OSMANLI DEVLETİNDE TOPLUM YAPISI
Osmanlı Devletinde,
toplum düzeninin temelini oluşturan fikirler, “adalet dairesi” adı
verilen bir sistemle açıklanmıştır.Bu sisteme göre adalet, devlet, şeriat,
hükümranlık, ordu, servet ve halk, toplum yapısının temel dayanaklarını
oluşturur.Bu işleyiş içerisinde toplum iki büyük zümreye ayrılmıştır.Bunlar;
yönetenler ve yönetilenler (reaya)’dır.
YÖNETENLER ( ASKERİ SINIF )
Seyfiyye: Ümera
olarak da bilinen bu zümre, doğrudan padişahın otoritesini temsil eden asker ve
yöneticilerden oluşmaktaydı.Bunların içerisinde padişahın mutlak
vekili olan sadrazam en önemlileridir.Bu zümrenin temeli devşirme ve tımar
sistemine dayanmaktaydı.Devlete karşı yaptıkları hizmet karşılığında dirlik
alırlardı.Divan-ı Hümayunda bu zümreyi, sadrazam, kubbealtı vezirleri, kaptan-ı
derya ve yeniçeri ağası temsil ederdi.
İlmiyye: İlmiye
zümresi, kasakerler, kadılar, şehü!l-islam ve müderrislerden oluşmaktaydı.

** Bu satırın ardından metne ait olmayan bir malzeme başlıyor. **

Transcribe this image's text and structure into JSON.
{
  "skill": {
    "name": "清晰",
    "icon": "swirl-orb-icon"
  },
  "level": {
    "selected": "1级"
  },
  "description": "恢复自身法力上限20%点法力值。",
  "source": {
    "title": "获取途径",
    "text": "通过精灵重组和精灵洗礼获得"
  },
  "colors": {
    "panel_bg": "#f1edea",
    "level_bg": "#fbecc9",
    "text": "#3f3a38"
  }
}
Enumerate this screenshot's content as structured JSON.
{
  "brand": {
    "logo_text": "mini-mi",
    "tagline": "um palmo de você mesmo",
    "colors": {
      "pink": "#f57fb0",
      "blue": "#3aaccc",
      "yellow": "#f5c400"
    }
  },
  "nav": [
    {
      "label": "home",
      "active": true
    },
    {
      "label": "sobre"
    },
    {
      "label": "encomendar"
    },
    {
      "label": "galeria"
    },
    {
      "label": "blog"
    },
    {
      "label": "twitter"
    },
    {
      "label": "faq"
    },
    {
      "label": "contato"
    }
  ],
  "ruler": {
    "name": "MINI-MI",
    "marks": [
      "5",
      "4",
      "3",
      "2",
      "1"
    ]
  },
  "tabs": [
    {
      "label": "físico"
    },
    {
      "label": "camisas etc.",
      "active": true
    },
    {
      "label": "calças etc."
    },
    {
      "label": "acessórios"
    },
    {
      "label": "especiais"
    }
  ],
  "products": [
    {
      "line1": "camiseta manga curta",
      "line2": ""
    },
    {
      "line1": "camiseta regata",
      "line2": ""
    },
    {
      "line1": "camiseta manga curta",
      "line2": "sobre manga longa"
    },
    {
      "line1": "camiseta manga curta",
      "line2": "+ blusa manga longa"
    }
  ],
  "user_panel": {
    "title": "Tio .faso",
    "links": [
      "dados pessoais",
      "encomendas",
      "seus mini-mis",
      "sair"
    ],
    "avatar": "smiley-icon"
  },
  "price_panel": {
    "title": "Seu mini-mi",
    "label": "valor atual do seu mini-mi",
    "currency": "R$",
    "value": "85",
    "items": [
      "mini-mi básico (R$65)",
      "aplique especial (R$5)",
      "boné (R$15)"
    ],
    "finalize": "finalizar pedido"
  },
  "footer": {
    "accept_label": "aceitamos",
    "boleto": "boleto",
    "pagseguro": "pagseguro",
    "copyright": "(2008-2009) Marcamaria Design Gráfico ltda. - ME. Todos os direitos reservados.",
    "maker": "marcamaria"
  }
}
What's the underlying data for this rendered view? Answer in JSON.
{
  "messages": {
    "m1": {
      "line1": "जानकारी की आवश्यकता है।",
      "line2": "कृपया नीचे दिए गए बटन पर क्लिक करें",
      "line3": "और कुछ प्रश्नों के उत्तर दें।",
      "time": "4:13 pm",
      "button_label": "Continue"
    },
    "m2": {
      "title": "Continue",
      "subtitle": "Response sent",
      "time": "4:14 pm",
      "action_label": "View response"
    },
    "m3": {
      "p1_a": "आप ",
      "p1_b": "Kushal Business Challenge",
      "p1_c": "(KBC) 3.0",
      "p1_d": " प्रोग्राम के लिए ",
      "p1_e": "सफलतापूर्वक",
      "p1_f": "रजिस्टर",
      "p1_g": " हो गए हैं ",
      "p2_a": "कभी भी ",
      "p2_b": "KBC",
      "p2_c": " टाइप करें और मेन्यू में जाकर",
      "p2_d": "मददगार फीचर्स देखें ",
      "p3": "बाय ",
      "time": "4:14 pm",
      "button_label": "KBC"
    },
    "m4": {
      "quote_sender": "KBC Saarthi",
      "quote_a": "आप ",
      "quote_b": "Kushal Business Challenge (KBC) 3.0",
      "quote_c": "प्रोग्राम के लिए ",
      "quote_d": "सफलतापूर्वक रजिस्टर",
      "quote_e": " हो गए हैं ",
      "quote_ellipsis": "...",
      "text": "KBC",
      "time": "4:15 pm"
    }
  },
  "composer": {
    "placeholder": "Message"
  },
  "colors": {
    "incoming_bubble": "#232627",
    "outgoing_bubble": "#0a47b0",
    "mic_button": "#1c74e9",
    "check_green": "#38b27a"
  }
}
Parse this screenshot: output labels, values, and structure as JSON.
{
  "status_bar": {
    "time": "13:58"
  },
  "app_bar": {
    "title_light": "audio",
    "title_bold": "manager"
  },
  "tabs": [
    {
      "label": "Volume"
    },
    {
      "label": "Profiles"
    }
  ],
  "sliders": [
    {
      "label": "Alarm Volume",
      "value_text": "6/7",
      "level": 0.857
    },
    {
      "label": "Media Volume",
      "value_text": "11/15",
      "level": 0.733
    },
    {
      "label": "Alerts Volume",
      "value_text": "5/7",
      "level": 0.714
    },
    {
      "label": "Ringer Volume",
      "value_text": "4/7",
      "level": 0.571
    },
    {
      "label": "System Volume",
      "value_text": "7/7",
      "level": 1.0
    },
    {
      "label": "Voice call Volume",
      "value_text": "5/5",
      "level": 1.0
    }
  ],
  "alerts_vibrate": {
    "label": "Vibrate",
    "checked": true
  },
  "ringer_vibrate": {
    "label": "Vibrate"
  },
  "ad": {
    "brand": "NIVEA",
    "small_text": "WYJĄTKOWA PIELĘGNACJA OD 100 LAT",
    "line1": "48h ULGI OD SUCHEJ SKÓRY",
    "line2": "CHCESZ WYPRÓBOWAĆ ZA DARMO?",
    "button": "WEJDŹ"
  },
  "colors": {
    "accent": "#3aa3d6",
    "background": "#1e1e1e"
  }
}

Tedris (eğitim), kaza (yönetme ve hüküm verme), ve ifta (fetva-yapılan işlerin
dine uygunluğu) gibi önemli görevleri yürütürlerdi. Divan-ı Hümayun da bu
zümreyi, kazaskerler ve şeyhü’l-islam temsil ederdi.
Kalemiyye: Devletin
en üst bürokratlarından oluşan zümreye verilen isimdir. Çalıştıkları
yerlerde usta-çırak ilişkisi içinde yetişirlerdi. Devlet içerisindeki
ve dış ilişkilerdeki tüm yazışmalar bu zümre tarafından yürütülürdü.Divan-ı
Hümayunda bu zümreyi, defterdar, nişancı ve reisü’l-küttap temsil ederdi.
YÖNETİLENLER ( REAYA )
Yönetime katılmayan,
geçimini tarım, hayvancılık, ticaret ve sanayi alanında üretim yaparak temin
eden kesimdi. Bulundukları toprak ve ürettikleri ürün üzerinde devlete belli
bir miktar vergi verirlerdi. Halk, çeşitli din, mezhep ve ırlara mensup
kişilerden oluşmaktaydı. Ancak toplum millet esasına göre değil, ümmet ve inanç
temeline göre şekillenmişti. Bu nedenle“millet sistemi”nin esasını din ve
mezhep belirlemekteydi. Etnik ayrıma yer verilmeyen millet sisteminde dini
ayrım ön plandadır buna göre toplum iki gruba ayrılmıştı.
Müslümanlar: Bu
guruba mensup kişiler askeri sınıfa girebilirler ve devlet kalemlerinde
çalışabilirlerdi ancak vergi vermekle mükelleftirler
Gayr-i Müslimler: Askeri
sınıfa giremezler ve müslümanlardan daha fazla vergi öderlerdi. Adli işlerde
kendi hukuklarını uygularlardı.
GÖÇ YÖNTEMİ TOPLUMSAL YAPIYI ÇOK ETKİLİYORDU
Bir toplumun ülke
coğrafyası üzerinde çeşitli sebeplerle yer değiştirmesi(göç) denir. Osmanlı devleti toplum yapılanması
göçler neticesinde şekillenirdi. Özellikle fetih politikası bu devlet
yaklaşımını zorunlu hale getirmişti.Yalnız Osmanlı devleti göç yaşatılan halkı
da yalnız bırakmamış onlara yardımcı olmuştur.Bataklık ya da ıssız yerlere
vakıflar kurmak yoluyla buraların ekonomik hayatını canlandırmış, insanların
buraya yerleşmesini özendirmiştir. Fethedilen yerlere yerleşeceklere bir takım
vergi kolaylıkları sağlanmıştır.Bu göçlere tabi tutulan insanlar 10 yıl boyunca
vergilerden muaf tutulmuştur.Çiftçilik ve sanayi faaliyetleri için gereken tüm
araç gereçler devlet tarafından karşılanmıştır. Sadece gayrimüslim halk değil bu
dönemlerde kaybedilen yerlerdeki Türk ve Müslüman halk iç kesimlere göç etmek
zorunda kalmıştır.Nüfus artışı, ekonomik güçlükler ve eşkıyalık hareketleri
gibi nedenlerle kırsal kesimdeki halk büyük kentlere göç etmiştir.